Carr lembrou que a FCC gerencia o espectro de rádio e TV, bem como serviços de comunicação, conforme a Lei de Comunicações de 1934. Em sua mensagem, o presidente da FCC disse que as emissoras devem atuar no interesse público e podem perder licenças se não o fizerem.

A iniciativa ocorre em meio a críticas vindas da administração Trump sobre a cobertura de imprensa considerada desfavorável aos seus interesses. A publicação associou a cobertura de veículos de mainstream a notícias enganosas sobre o Irã, citando também críticas ao que descreve como desinformação.

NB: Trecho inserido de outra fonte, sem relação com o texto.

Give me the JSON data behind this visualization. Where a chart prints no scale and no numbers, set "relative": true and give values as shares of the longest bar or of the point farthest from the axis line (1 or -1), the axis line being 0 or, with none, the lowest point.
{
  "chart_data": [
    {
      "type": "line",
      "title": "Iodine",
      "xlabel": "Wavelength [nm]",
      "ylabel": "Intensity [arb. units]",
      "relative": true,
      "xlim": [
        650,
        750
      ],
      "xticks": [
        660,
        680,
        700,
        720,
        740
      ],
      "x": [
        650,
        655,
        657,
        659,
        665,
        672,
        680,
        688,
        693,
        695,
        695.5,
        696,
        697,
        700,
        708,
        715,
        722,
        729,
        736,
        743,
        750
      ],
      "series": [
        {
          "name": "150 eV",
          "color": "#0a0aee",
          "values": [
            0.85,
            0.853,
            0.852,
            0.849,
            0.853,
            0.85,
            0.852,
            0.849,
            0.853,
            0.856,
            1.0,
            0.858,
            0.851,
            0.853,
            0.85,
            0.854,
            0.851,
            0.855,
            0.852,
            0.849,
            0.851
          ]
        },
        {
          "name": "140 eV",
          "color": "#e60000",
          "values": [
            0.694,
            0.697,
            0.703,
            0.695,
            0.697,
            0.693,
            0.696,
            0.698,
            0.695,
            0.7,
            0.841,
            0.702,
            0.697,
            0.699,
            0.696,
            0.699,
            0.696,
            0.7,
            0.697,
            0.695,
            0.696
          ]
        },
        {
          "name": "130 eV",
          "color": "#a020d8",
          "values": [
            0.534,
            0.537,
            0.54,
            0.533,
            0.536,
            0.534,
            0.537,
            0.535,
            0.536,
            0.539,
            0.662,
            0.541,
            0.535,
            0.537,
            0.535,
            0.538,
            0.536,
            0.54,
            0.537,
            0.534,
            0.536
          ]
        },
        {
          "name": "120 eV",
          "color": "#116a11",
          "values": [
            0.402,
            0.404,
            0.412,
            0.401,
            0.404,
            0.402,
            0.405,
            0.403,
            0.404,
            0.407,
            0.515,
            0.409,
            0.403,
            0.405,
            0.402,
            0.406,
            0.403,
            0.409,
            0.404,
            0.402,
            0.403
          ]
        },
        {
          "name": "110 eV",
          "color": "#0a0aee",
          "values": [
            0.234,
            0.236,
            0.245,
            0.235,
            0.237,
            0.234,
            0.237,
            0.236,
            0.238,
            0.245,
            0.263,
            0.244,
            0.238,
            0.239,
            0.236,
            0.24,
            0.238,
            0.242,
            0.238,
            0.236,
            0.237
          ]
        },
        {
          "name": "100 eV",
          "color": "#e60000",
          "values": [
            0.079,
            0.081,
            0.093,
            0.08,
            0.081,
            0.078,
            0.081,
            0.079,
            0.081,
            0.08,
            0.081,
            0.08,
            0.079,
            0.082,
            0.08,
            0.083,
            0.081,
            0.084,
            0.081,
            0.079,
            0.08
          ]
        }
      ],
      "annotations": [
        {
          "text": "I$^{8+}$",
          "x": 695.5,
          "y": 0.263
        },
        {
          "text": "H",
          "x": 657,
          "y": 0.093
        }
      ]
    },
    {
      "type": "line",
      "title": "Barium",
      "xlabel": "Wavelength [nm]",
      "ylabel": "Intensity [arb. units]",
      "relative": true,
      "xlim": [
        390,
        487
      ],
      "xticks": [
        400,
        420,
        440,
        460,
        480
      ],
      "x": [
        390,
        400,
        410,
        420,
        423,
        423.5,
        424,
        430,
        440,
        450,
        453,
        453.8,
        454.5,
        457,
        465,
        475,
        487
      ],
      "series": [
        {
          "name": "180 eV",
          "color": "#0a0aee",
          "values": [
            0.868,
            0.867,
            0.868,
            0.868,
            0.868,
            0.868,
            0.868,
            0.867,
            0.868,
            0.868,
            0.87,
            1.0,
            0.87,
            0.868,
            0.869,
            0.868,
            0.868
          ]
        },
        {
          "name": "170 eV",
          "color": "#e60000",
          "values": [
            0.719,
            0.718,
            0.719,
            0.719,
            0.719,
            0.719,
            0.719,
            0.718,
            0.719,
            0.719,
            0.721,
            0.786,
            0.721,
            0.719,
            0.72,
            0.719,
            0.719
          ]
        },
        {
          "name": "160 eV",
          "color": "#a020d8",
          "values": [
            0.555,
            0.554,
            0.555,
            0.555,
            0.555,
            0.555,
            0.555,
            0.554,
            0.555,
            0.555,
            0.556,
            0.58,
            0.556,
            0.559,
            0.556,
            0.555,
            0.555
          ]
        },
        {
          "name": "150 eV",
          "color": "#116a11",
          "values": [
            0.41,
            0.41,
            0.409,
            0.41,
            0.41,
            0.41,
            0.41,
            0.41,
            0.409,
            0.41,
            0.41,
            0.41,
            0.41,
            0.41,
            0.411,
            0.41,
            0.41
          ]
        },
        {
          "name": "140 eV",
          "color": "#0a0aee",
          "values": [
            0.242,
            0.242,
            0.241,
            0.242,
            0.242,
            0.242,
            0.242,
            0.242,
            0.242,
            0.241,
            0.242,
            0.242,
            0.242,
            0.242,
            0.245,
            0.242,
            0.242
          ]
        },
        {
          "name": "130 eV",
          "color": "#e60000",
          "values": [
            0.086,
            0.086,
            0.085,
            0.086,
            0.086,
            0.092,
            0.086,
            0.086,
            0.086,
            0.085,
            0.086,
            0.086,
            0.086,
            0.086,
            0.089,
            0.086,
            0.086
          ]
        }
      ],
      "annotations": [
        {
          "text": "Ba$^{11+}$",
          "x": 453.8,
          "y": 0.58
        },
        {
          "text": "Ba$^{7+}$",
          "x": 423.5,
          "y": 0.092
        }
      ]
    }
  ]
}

A reação entre aliados do governo incluiu comentários de altos representantes de defesa sobre a cobertura da imprensa. Um representante apoiado pelo governo criticou a forma como certos veículos apresentam os acontecimentos, sugerindo que manchetes podem ter sido roteirizadas para influenciar a opinião pública.

Além disso, houve menção à possível mudança na gestão de grandes grupos de mídia. Interpretou-se que, sob nova direção, a linha editorial de emissoras como a CNN poderia sofrer impactos para manter sua independência editorial, segundo declarações associadas a executivos do setor de mídia.

Carr indicou ainda que, sem evidências apresentadas, a imprensa tradicional estaria com queda grave de credibilidade entre o público. Ele afirmou que, se necessário, o uso do espectro poderia ser empregado para restabelecer a confiança do público na mídia.

O teor da discussão envolve a tensão entre o papel regulador do governo e a liberdade de imprensa. Não houve confirmação desde as autoridades sobre ações específicas contra emissoras, apenas a advertência de que licenças podem ser revistas caso haja violação do interesse público.